In our lexicon, the terms “conservation” and “progression” are often seen as polar opposites. For those rooted in the progressive “now” camp, there is almost a gleeful disregard for endurance. They accept that most of the things we are creating or obtaining will be outdated in a few years, so a general blasé attitude towards lifecycle develops—they tend to view things as disposable. In the other corner, you have the conservative “then” crowd, who seem to think their denial of change will somehow be a monkey wrench in its very mechanics. The if-it-ain’t-broke mentality can doom them to wasting time and resources, to ignoring the benefits of innovation—they tend to view things as stagnant. There is a disconnect that at times seems insurmountable.
And yet, you find the connections between past and present in surprising places. I present to you, the digital camera.
Traditional film cameras had a distinct noise when you snapped a picture- the sound of the shutter opening and closing, framing your photo. When you use your digital camera, it makes a similar noise upon clicking your pic. This noise is not necessary for the picture. The digital camera’s process for capturing the same image does not require a shutter, and makes no mechanical noise at all. But we still like to hear the snapping noise, despite it being unnecessary. The sound of a shutter is a shared cultural memory.
The power of cultural memory is the intersection between the individual and the community. We all share the memory of the sound of a shutter, but it means different things to each of us. We tie our own unique emotions and passions to the memory. It is through shared cultural memories that we build empathy and understanding for each other as human beings.

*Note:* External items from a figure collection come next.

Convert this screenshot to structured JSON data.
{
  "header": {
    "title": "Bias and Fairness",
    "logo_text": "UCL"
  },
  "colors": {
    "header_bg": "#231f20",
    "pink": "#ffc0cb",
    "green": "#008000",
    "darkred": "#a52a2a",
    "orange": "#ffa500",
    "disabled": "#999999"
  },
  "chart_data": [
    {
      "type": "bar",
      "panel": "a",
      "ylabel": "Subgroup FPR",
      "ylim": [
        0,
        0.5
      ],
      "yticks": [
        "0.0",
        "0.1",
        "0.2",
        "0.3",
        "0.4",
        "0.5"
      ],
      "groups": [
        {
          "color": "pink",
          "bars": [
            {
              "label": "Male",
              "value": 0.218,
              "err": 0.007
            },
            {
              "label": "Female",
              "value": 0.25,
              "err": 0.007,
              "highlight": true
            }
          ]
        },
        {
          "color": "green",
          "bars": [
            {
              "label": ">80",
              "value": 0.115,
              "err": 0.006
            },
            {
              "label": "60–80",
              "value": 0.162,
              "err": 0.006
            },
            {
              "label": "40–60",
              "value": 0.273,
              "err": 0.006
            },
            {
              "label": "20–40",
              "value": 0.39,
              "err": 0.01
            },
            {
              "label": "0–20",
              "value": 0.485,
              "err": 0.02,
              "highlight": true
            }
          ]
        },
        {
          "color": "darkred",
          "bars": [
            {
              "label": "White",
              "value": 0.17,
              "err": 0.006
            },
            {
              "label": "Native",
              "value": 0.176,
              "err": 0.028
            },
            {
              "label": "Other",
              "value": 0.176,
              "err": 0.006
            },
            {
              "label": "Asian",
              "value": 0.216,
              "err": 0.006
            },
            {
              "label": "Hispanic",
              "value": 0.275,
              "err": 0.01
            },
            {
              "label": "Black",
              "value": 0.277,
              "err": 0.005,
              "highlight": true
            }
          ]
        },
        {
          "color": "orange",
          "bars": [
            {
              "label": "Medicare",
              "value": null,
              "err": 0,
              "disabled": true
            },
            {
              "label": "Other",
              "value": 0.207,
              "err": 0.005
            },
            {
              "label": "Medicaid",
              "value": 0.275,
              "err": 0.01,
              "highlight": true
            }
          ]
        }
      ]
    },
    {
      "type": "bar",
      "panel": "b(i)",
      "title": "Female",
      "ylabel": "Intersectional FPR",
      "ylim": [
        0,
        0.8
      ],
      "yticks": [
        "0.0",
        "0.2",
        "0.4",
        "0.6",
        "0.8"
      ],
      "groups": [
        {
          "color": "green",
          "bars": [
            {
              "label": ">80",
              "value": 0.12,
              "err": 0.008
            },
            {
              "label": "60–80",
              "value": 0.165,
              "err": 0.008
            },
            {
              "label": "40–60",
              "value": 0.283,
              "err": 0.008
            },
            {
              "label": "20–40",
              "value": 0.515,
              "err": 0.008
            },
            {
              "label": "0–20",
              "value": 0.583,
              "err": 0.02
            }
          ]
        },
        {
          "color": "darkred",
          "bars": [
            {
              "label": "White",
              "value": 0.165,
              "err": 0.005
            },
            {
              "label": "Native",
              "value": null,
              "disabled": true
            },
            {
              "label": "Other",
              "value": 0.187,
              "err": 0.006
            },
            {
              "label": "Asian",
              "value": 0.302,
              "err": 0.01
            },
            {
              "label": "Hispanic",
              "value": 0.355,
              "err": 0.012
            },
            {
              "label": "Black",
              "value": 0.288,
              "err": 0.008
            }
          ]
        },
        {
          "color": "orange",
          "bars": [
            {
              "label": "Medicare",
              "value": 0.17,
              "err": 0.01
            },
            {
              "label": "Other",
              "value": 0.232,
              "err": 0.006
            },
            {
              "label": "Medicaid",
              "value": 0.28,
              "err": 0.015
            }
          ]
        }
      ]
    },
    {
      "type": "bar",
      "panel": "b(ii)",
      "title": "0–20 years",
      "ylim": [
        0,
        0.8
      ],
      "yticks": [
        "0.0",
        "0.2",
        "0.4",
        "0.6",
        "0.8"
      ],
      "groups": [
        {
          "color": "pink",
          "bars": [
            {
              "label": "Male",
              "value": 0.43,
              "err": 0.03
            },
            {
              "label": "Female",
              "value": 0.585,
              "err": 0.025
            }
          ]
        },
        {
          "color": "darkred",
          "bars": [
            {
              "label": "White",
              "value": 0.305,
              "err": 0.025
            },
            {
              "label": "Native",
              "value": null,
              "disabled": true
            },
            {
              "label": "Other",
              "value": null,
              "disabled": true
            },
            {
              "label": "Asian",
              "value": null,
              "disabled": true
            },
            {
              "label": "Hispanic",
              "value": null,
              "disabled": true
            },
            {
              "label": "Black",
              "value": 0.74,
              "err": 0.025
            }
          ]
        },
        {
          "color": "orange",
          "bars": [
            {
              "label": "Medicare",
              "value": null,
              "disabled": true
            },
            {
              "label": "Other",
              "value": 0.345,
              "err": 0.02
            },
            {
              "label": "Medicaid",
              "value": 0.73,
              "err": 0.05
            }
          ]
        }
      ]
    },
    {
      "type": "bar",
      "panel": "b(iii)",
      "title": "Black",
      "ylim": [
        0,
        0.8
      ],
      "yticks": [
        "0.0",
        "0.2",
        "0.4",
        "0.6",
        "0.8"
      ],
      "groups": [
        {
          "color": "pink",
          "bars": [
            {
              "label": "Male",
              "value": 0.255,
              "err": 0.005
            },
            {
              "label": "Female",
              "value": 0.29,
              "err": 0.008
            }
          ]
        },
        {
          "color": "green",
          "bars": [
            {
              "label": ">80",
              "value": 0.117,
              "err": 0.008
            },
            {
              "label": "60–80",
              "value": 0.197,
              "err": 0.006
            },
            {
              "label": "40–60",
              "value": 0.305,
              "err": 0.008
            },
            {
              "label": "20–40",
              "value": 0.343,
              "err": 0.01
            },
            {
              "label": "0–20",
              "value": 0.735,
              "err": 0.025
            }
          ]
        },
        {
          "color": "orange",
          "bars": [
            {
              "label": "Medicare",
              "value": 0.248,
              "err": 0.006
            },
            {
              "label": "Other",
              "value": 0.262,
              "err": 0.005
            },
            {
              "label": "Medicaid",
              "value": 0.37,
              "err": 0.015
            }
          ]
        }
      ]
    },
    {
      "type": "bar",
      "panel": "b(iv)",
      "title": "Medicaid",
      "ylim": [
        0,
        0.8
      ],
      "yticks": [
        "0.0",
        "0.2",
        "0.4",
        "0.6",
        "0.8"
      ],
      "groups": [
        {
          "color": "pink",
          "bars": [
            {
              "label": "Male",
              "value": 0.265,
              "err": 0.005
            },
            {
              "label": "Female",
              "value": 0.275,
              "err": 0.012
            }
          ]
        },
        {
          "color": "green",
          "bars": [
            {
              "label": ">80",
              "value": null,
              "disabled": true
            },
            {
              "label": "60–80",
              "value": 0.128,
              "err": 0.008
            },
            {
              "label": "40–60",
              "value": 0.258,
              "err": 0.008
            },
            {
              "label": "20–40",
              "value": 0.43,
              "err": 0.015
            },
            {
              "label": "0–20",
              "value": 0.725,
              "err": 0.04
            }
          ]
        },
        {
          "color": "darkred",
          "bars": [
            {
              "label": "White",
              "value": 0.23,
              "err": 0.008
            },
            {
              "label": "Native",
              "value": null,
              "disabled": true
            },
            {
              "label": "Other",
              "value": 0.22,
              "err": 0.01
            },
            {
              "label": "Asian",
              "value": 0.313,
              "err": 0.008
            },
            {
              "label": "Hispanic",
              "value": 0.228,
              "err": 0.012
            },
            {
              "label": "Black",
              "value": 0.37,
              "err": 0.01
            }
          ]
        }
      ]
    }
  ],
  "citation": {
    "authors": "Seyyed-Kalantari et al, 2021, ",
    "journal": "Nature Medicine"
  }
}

What we sometimes forget about memory is that it is not a static thing. Much like a kaleidoscope, memories shift as we age. What was most significant about a specific memory when we were younger changes as our experience affects our perspective. The same can be said about places. In one hand buildings and landscapes remind us of the aesthetics, structure of family and community units, values, resources, technological ability of their era. There are very few memories as tangible as place. But like any memory, it is not just the original intent, but how it is interpreted that matters. What do you do with a steam power plant once steam is no longer the supplier of power for a metropolitan area? How do you continue to use a school that can no longer accommodate the student body in its given neighborhood? What do we do with these places when they no longer function in their original state? Do we dismiss, demolish, destroy them? Or do you renovate, restore, repurpose them?
The problem is that the “now” only sees the building, a lifeless object, and the “then” only sees the memory, a glorified concept. “Now” wants to condemn history to a museum, and “then” wants to confine technology to a science fiction novel. And so the question of historic preservation is in essence a question of understanding and empathy. We cannot afford to give into the inherent impatience and narcissism that accompanies the “now” mentality. But we will suffer just as greatly if we condemn ourselves to a “then” path and ignore the exponential advances the world is making with the arrogant assumption that we already know best.
Historic Preservation, then, can be seen as the frame in which these two ideals into a coexistence that has social, economic and environmental impacts for the better. Can you picture it?